(a) In general. Section 833(a)(2) and (3) do not apply to an organization unless the organization's medical loss ratio (MLR) for a taxable year is at least 85 percent. Paragraph (b) of this section provides definitions that apply for purposes of section 833(c)(5) and this section. Paragraph (c) of this section provides rules for computing an organization's MLR under section 833(c)(5). Paragraph (d) of this section addresses the treatment under section 833 of an organization that has an MLR of less than 85 percent. Paragraph (e) of this section provides the effective/applicability date.

(b) Definitions. The following definitions apply for purposes of section 833(c)(5) and this section.

(1) Activities that improve health care quality. The term activities that improve health care quality has the same meaning as that term has in section 300gg-18 of title 42, United States Code and the regulations issued under that section (see 45 CFR 158.150).

(2) Reimbursement for clinical services. The term reimbursement for clinical services has the same meaning as that term has in section 300gg-18 of title 42, United States Code and the regulations issued under that section (see 45 CFR 158.140).

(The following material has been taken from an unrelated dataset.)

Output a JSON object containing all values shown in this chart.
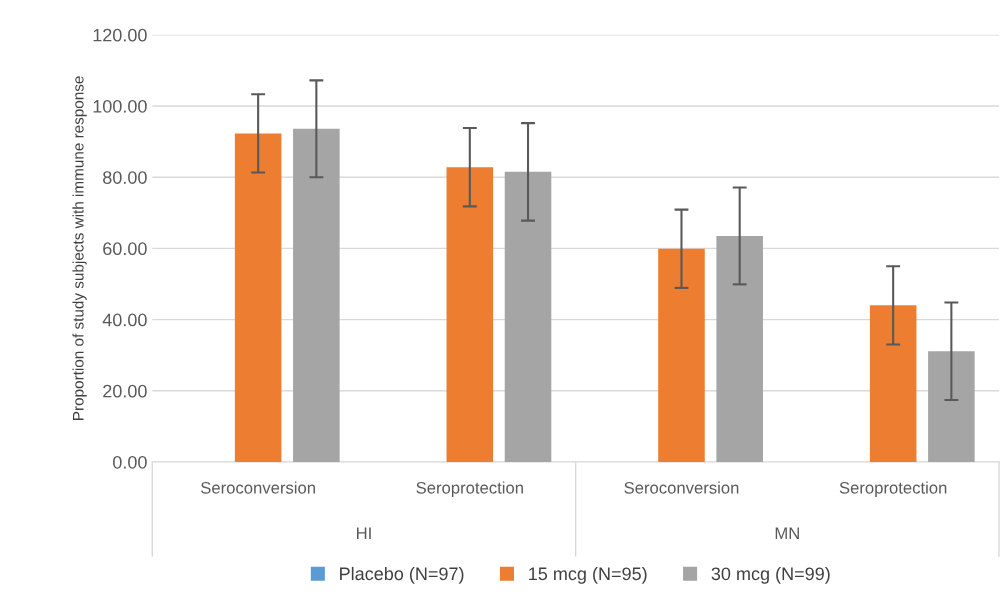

(3) Total premium revenue. The term total premium revenue means the total amount of premium revenue (excluding federal and state taxes and licensing or regulatory fees and after accounting for payments or receipts for risk adjustment, risk corridors, and reinsurance under sections 1341, 1342, and 1343 of the Patient Protection and Affordable Care Act, Public Law 111-148 (124 Stat. 119 (2010)) (42 U.S.C. 18061, 18062, and 18063)) as those terms are used for purposes of section 300gg  18(b) of title 42, United States Code and the regulations issued under that section (see 45 CFR part 158).

(c) Computation of MLR under section 833(c)(5)—(1) In general. Starting with the first taxable year beginning after December 31, 2015, and for all succeeding taxable years, an organization's MLR with respect to a taxable year is the ratio, expressed as a percentage, of the MLR numerator, as described in paragraph (c)(1)(i) of this section, to the MLR denominator, as described in paragraph (c)(1)(ii) of this section.

(i) MLR numerator. The numerator of an organization's MLR is the total premium revenue expended on reimbursement for clinical services and activities that improve health care quality provided to enrollees under its policies for the taxable year, computed using a three-year period in the same manner as those expenses are computed for the plan year for purposes of section 300gg-18(b) of title 42, United States Code and regulations issued under that section (see 45 CFR part 158).

(ii) MLR denominator. The denominator of an organization's MLR is the organization's total premium revenue for the taxable year, computed using a three-year period in the same manner as the total premium revenue is computed for the plan year for purposes of section 300gg-18(b) of title 42, United States Code and regulations issued under that section (see 45 CFR part 158).

(2) Transition rules. The transition rules in paragraphs (c)(2)(i) and (ii) of this section apply solely for the first taxable year beginning after December 31, 2013, and the first taxable year beginning after December 31, 2014.

(i) First taxable year beginning after December 31, 2013. For the first taxable year beginning after December 31, 2013, the numerator of an organization's MLR is the total premium revenue expended on reimbursement for clinical services and activities that improve health care quality provided to enrollees under its policies for the first taxable year beginning after December 31, 2013, and the denominator of an organization's MLR is the organization's total premium revenue for the first taxable year beginning after December 31, 2013.

(ii) First taxable year beginning after December 31, 2014. For the first taxable year beginning after December 31, 2014, the numerator of an organization's MLR is the sum of the total premium revenue expended on reimbursement for clinical services and activities that improve health care quality provided to enrollees under its policies for the first taxable year beginning after December 31, 2013, and for the first taxable year beginning after December 31, 2014, and the denominator of an organization's MLR is the sum of the organization's total premium revenue for the first taxable year beginning after December 31, 2013, and for the first taxable year beginning after December 31, 2014.

(d) Failure to qualify under section 833(c)(5)—(1) In general. If, for any taxable year, an organization's MLR is less than 85 percent, then beginning in that taxable year and for each subsequent taxable year for which the organization's MLR remains less than 85 percent, paragraphs (d)(1)(i) and (ii) of this section apply.

(i) Special deduction. The organization is not allowed the special deduction set forth in section 833(b).

(ii) Premiums earned. The organization must take into account 80 percent, rather than 100 percent, of its unearned premiums under section 832(b)(4) as it applies to other non-life insurance companies.

(2) No material change. An organization's loss of eligibility for the treatment provided by sections 833(a)(2) and (3) solely by reason of section 833(c)(5) will not be treated as a material change in the operations of such organization or in its structure for purposes of section 833(c)(2)(C).

(e) Effective/applicability date. This section applies to taxable years beginning after December 31, 2016. However, taxpayers may rely on this section for taxable years beginning after December 31, 2009.